Daß dies nicht verhandelbar sei, hat auch Zelaya selbst bei einer Pressekonferenz in Panama erneut bekräftigt, der seine gewaltsame Ausweisung durch die Streitkräfte und die nachfolgende Wahl einer neuen politischen Führung durch den Kongreß verurteilte. Zugleich rief er seine Anhänger zur Fortsetzung des friedlichen Protests auf, da man derzeit zwar nicht über die Institutionen verfüge, aber die Straße in Beschlag nehmen könne, die der Platz des Volkes sei. In dieser Haltung unterstützen ihn zahlreiche Regierungen Lateinamerikas, die entweder freundschaftlich mit ihm verbunden sind oder zumindest jeden Sturz einer demokratisch gewählten Regierung entschieden verurteilen.
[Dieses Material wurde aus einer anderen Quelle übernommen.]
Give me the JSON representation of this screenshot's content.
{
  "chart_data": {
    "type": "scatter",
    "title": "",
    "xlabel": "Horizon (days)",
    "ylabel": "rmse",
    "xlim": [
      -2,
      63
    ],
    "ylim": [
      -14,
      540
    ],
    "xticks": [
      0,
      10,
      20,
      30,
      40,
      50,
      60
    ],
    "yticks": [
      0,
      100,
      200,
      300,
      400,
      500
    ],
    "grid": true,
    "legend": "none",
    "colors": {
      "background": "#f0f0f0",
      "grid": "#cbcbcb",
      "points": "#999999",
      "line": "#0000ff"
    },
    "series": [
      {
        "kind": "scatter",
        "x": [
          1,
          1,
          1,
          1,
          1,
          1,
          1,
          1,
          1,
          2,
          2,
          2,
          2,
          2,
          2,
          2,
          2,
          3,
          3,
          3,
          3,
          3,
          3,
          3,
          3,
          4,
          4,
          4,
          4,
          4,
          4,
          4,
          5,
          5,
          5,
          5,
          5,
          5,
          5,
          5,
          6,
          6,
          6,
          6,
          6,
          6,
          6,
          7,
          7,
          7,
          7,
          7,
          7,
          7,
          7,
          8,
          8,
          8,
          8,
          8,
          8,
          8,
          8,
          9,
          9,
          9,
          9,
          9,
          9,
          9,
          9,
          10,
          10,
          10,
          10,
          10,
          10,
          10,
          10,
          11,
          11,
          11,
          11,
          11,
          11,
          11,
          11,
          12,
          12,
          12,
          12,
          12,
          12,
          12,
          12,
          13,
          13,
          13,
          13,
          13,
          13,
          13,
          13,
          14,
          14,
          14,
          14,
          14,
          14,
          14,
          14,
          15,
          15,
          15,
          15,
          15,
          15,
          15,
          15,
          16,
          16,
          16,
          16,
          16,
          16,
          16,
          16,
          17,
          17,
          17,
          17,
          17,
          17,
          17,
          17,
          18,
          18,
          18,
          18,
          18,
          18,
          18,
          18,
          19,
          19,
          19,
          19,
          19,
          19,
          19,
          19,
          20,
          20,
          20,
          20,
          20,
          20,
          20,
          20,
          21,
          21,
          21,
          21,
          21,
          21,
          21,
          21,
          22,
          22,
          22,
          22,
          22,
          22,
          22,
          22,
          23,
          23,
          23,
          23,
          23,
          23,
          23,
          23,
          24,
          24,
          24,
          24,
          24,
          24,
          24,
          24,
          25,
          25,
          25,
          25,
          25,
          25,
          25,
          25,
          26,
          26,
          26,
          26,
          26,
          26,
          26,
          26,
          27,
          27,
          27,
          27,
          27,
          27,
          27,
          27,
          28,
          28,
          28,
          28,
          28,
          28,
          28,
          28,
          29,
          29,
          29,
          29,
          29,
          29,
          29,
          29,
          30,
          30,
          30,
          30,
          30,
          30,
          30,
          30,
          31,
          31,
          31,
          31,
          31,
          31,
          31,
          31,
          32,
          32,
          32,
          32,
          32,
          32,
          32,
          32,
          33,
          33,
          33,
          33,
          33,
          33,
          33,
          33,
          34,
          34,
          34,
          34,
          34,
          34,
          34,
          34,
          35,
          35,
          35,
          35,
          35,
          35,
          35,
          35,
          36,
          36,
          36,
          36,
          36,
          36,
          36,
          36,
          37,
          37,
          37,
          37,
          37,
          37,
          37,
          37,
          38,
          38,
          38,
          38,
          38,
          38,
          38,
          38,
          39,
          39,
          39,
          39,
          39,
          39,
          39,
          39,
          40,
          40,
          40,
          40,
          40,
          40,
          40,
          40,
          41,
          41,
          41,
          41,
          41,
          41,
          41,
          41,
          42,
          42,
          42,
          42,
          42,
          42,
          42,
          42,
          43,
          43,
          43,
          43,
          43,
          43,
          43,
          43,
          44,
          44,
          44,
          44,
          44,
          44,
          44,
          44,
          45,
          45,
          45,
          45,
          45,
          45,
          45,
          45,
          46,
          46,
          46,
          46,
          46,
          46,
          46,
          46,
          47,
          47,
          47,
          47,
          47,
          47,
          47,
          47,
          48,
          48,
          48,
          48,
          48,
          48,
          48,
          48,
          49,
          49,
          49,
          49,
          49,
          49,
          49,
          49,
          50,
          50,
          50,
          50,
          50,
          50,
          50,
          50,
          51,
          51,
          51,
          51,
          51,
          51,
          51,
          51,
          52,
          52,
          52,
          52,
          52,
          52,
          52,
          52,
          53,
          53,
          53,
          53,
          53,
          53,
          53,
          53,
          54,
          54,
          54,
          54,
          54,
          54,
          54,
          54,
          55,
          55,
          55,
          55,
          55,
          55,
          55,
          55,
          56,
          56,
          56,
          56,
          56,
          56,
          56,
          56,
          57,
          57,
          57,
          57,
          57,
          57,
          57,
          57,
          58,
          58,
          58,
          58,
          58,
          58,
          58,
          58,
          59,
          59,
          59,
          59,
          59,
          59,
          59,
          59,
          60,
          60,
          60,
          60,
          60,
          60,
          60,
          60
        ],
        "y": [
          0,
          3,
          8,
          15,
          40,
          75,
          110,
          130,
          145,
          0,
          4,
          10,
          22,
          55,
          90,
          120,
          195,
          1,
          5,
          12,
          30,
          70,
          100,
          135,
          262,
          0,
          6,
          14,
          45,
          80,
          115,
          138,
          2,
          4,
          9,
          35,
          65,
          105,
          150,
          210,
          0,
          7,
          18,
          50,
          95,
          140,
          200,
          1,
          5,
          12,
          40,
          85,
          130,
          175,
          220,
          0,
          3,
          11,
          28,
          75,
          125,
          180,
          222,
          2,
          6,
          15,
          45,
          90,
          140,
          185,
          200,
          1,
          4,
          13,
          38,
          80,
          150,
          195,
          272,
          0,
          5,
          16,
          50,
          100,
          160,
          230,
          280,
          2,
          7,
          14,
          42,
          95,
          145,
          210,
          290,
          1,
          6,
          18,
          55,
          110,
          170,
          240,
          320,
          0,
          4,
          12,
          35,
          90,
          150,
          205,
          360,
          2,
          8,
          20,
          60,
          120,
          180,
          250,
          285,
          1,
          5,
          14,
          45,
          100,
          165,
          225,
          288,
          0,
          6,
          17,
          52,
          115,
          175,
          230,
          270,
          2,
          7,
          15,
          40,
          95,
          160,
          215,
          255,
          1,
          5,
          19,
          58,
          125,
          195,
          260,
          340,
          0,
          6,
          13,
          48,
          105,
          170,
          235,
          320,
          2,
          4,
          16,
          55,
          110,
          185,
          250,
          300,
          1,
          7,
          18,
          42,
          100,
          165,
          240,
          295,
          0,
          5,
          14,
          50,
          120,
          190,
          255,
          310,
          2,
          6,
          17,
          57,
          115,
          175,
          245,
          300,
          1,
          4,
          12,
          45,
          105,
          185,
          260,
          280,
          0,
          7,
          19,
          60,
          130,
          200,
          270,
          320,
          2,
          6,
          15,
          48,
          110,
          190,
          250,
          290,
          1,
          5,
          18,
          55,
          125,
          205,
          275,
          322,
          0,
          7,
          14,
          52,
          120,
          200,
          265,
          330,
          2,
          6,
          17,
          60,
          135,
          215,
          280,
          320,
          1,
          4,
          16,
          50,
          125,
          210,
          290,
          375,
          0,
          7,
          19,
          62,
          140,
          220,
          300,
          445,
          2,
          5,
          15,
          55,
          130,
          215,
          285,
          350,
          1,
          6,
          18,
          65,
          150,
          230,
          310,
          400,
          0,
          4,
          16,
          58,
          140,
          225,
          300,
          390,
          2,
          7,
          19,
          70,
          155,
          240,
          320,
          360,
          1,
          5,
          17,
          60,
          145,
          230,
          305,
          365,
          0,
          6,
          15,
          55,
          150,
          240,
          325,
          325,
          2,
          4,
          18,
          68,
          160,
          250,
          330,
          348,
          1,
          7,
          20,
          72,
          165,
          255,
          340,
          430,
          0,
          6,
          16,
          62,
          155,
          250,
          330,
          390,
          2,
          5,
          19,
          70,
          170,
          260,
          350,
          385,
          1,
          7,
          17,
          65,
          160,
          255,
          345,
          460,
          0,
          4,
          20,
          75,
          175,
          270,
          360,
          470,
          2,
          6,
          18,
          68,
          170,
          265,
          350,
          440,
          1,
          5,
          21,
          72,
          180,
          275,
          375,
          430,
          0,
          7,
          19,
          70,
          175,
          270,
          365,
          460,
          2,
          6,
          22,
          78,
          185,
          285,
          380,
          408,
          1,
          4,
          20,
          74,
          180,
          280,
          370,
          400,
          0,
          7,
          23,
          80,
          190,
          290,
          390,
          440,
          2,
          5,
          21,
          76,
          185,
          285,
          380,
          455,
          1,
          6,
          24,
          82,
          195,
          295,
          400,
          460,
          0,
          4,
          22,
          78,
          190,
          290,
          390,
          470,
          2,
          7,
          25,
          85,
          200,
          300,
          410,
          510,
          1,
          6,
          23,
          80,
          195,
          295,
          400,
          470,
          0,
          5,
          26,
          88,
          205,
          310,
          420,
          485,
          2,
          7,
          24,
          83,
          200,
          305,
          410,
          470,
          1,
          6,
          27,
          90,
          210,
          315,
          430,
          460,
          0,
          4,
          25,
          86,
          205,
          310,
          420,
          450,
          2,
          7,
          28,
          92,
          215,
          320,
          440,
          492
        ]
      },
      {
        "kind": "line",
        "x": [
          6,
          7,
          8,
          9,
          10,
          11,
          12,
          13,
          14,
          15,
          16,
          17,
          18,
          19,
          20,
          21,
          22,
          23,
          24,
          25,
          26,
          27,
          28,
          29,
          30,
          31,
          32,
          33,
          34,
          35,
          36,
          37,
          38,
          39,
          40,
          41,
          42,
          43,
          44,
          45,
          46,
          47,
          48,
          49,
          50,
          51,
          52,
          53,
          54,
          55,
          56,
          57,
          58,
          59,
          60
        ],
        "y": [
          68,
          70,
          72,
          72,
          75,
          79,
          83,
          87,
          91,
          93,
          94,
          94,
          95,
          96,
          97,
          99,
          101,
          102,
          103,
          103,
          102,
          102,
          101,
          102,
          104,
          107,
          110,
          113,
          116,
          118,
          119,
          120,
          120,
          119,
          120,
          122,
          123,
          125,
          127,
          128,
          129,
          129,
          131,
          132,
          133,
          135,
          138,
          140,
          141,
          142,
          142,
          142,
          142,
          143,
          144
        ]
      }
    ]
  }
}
Kanadas Außenminister Peter Kent übernahm einmal mehr die unrühmliche Rolle, die Kastanien für die USA aus dem Feuer der Kontroverse zu holen, indem er den Putsch zwar als Affront gegen die ganze Region bezeichnete, Zelaya aber eine Mitschuld an seinem eigenen Sturz in die Schuhe schieben wollte. Schließlich polarisiere dieser Politiker in hohem Maße die honduranische Gesellschaft und sei nicht nur mit den Militärs, sondern auch dem Kongreß und selbst dem Obersten Gerichtshof aneinandergeraten. Diese Umstände im Vorfeld des Staatsstreichs müßten in die Erwägungen Eingang finden.

Angesichts einer Gesellschaftsstruktur wie der in Honduras, die gespaltener kaum sein könnte, da wenige Familien das Land kontrollieren und die Militärs in ungewöhnlich hohem Maße mit der Wirtschaft verflochten sind, Zelaya eine Polarisierung anzukreiden, ist zwar der Gipfel gezielter Borniertheit, jedoch bekanntlich ein Standardargument gegen jeden Versuch, Macht und Reichtum in Händen weniger auf Grundlage einer in Elend lebenden Bevölkerungsmehrheit ernsthaft in Frage zu stellen.

Die Obama-Administration reiht sich vordergründig in die allgemeine Verurteilung der Ereignisse in Honduras ein, brütet aber seit bald einer Woche noch immer über der Frage, ob die Entmachtung Zelayas tatsächlich die juristischen Voraussetzungen eines Putsches erfüllt. Sollte das nämlich der Fall sein, müßten die US-amerikanischen Hilfsgelder auf Grund der daran gekoppelten politischen Auflagen auf Eis gelegt werden. Studiert man die verhängten Sanktionen Washingtons, fällt dabei sofort ins Auge, daß alle wirksamen Strafmaßnahmen wie eine Unterbrechung des US-Handels, von dem das mittelamerikanische Land in hohem Maße abhängt, oder eben auch die Stornierung der Finanzhilfen vermieden wurden. Auch hat Washington die militärische Zusammenarbeit keineswegs eingestellt, sondern nur hinsichtlich anstehender gemeinsamer Aktivitäten vorübergehend gebremst.

Unter dem Strich hat die US-Regierung ihr Ziel fast schon erreicht: Ein Umsturz in Honduras, den man ihr kaum zur Last legen kann. Elegantere Lösungen wären naheliegender gewesen, doch da man nie ausschließen kann, daß die armen Leute - also die breite Mehrheit der Bevölkerung - Zelaya beim Wort nehmen und ihm den Rücken stärken könnte, damit er tatsächlich durchsetzt, was er ihnen versprochen hat, war die gewaltsame Lösung womöglich doch die gebotene Abkürzung zur Restaurierung der alten Machtverhältnisse.